Il posa le Luger sur le tronc et, aussi délicatement qu’il put, retourna Bodecker sur le dos. « Je sais que c’était votre sœur, mais regardez ça », dit-il. Il sortit la photographie de son portefeuille et la tendit devant le shérif pour qu’il la voie. « J’avais pas le choix. Je lui ai dit de poser ce fusil, je vous le jure. » Bodecker leva les yeux sur le visage du garçon, puis tourna le regard vers Sandy et l’homme mort qu’elle tenait dans les bras. Il grimaça et tenta de saisir la photo avec son bras valide, mais il était trop faible pour produire autre chose qu’un effort hésitant. Puis il se recoucha sur le dos et commença à cracher du sang, comme elle l’avait fait.

Arvin eut l’impression que des heures passaient tandis qu’il écoutait le shérif lutter pour rester en vie, mais en réalité il ne fallut à l’homme que quelques minutes pour mourir. Maintenant, plus moyen de revenir en arrière, pensa-t-il. Il ne pouvait pas non plus continuer comme ça. Il imagina la porte d’une pièce triste et vide se refermant avec un léger clic, pour ne plus jamais s’ouvrir, et ça le calma un peu. Quand il entendit Bodecker pousser son dernier râle, il prit une décision. Il saisit le Luger et s’approcha du trou qu’il avait creusé pour Jack. Se mettant à genoux dans la terre humide, il passa lentement la main sur le canon de métal gris, pensa à son père qui l’avait rapporté, il y avait tant d’années. Puis il le posa dans le trou à côté des ossements de l’animal. Avec ses mains, il remit toute la terre dans le trou, et l’aplanit.
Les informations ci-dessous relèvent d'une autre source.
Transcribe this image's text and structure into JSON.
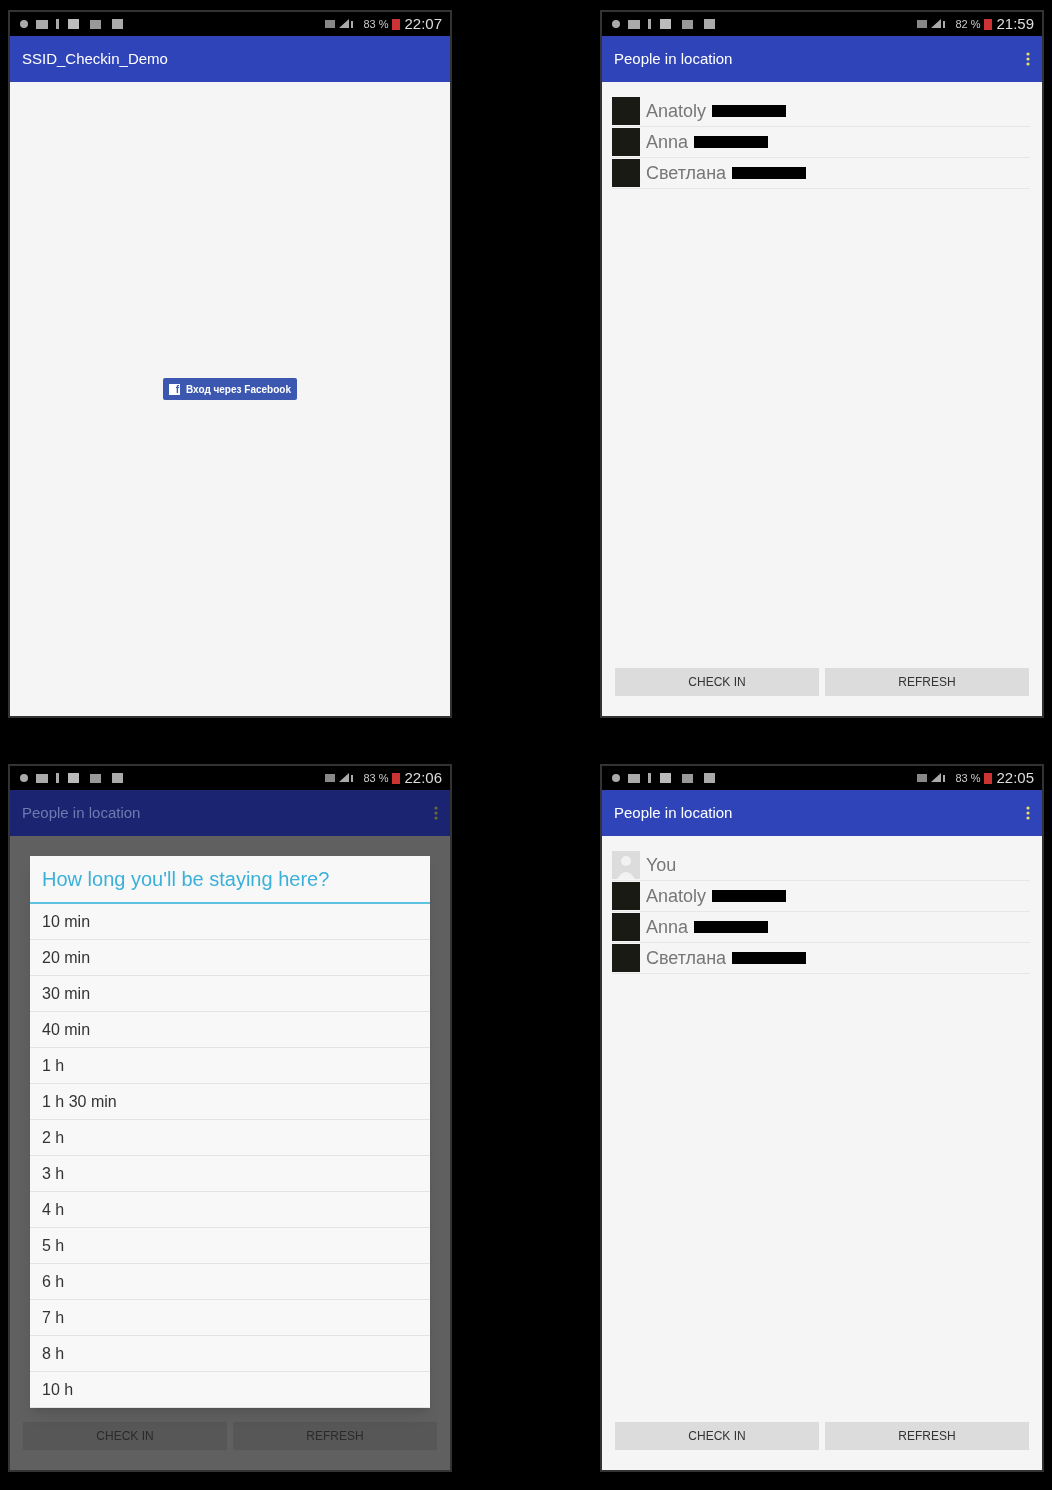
{
  "screens": [
    {
      "kind": "login",
      "status_bar": {
        "battery": "83 %",
        "time": "22:07"
      },
      "app_bar": {
        "title": "SSID_Checkin_Demo",
        "menu": false
      },
      "login_button": {
        "icon": "f",
        "label": "Вход через Facebook"
      }
    },
    {
      "kind": "list",
      "status_bar": {
        "battery": "82 %",
        "time": "21:59"
      },
      "app_bar": {
        "title": "People in location",
        "menu": true
      },
      "people": [
        {
          "name": "Anatoly",
          "self": false,
          "redacted": true
        },
        {
          "name": "Anna",
          "self": false,
          "redacted": true
        },
        {
          "name": "Светлана",
          "self": false,
          "redacted": true
        }
      ],
      "buttons": [
        "CHECK IN",
        "REFRESH"
      ]
    },
    {
      "kind": "dialog",
      "status_bar": {
        "battery": "83 %",
        "time": "22:06"
      },
      "app_bar": {
        "title": "People in location",
        "menu": true
      },
      "buttons": [
        "CHECK IN",
        "REFRESH"
      ],
      "dialog": {
        "title": "How long you'll be staying here?",
        "options": [
          "10 min",
          "20 min",
          "30 min",
          "40 min",
          "1 h",
          "1 h 30 min",
          "2 h",
          "3 h",
          "4 h",
          "5 h",
          "6 h",
          "7 h",
          "8 h",
          "10 h"
        ]
      }
    },
    {
      "kind": "list",
      "status_bar": {
        "battery": "83 %",
        "time": "22:05"
      },
      "app_bar": {
        "title": "People in location",
        "menu": true
      },
      "people": [
        {
          "name": "You",
          "self": true,
          "redacted": false
        },
        {
          "name": "Anatoly",
          "self": false,
          "redacted": true
        },
        {
          "name": "Anna",
          "self": false,
          "redacted": true
        },
        {
          "name": "Светлана",
          "self": false,
          "redacted": true
        }
      ],
      "buttons": [
        "CHECK IN",
        "REFRESH"
      ]
    }
  ]
}
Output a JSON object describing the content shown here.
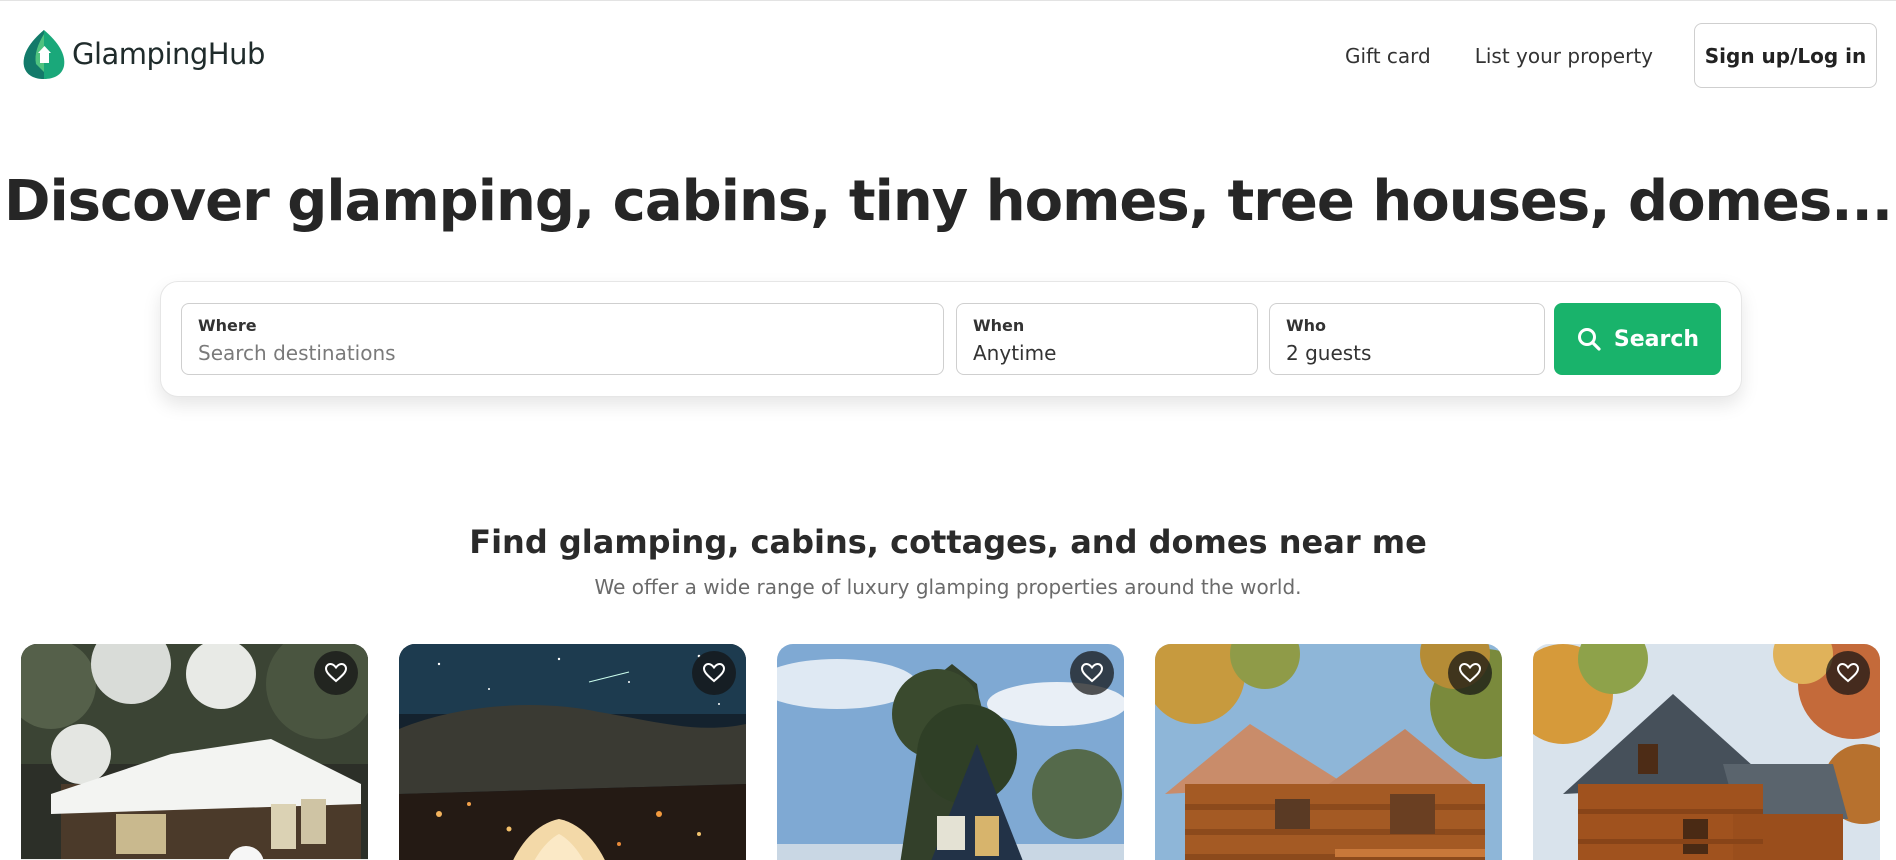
{
  "brand": {
    "name": "GlampingHub",
    "accent": "#19b36b"
  },
  "nav": {
    "gift_card": "Gift card",
    "list_property": "List your property",
    "login": "Sign up/Log in"
  },
  "hero": {
    "title": "Discover glamping, cabins, tiny homes, tree houses, domes..."
  },
  "search": {
    "where_label": "Where",
    "where_placeholder": "Search destinations",
    "when_label": "When",
    "when_value": "Anytime",
    "who_label": "Who",
    "who_value": "2 guests",
    "button": "Search",
    "icon": "search-icon"
  },
  "section": {
    "title": "Find glamping, cabins, cottages, and domes near me",
    "subtitle": "We offer a wide range of luxury glamping properties around the world."
  },
  "cards": [
    {
      "scene": "snowy-cabin",
      "favorite_icon": "heart-icon"
    },
    {
      "scene": "night-tent",
      "favorite_icon": "heart-icon"
    },
    {
      "scene": "a-frame-cabin",
      "favorite_icon": "heart-icon"
    },
    {
      "scene": "log-cabin",
      "favorite_icon": "heart-icon"
    },
    {
      "scene": "autumn-cabin",
      "favorite_icon": "heart-icon"
    }
  ]
}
Il recouvrit la tombe avec des feuilles mortes et quelques branchages. Il décrocha l’image du Sauveur, l’emballa, et la mit dans son sac de sport. Peut-être aurait-il un jour un endroit pour l’accrocher. Ça aurait fait plaisir à son père. Il mit la photo de Sandy et les deux pellicules dans la poche de la chemise de Bodecker.

Arvin se retourna une dernière fois vers le tronc couvert de mousse et les croix grises pourrissantes. Il ne reverrait jamais cet endroit ; sans doute ne reverrait-il jamais non plus Emma et Earskell, d’ailleurs. Il fit demi-tour et prit la direction de la coulée de cerf. Quand il arriva au sommet de la colline, il frôla une toile d’araignée et sortit des bois obscurs. Le ciel sans nuage était du bleu le plus profond qu’il ait jamais vu, et le champ semblait flamber de lumière. On aurait dit qu’il s’étendait à l’infini. Il commença à marcher vers le nord, en direction de Paint Creek. En se dépêchant un peu, il pourrait être sur la 50 dans une heure. Avec un peu de chance, quelqu’un le prendrait.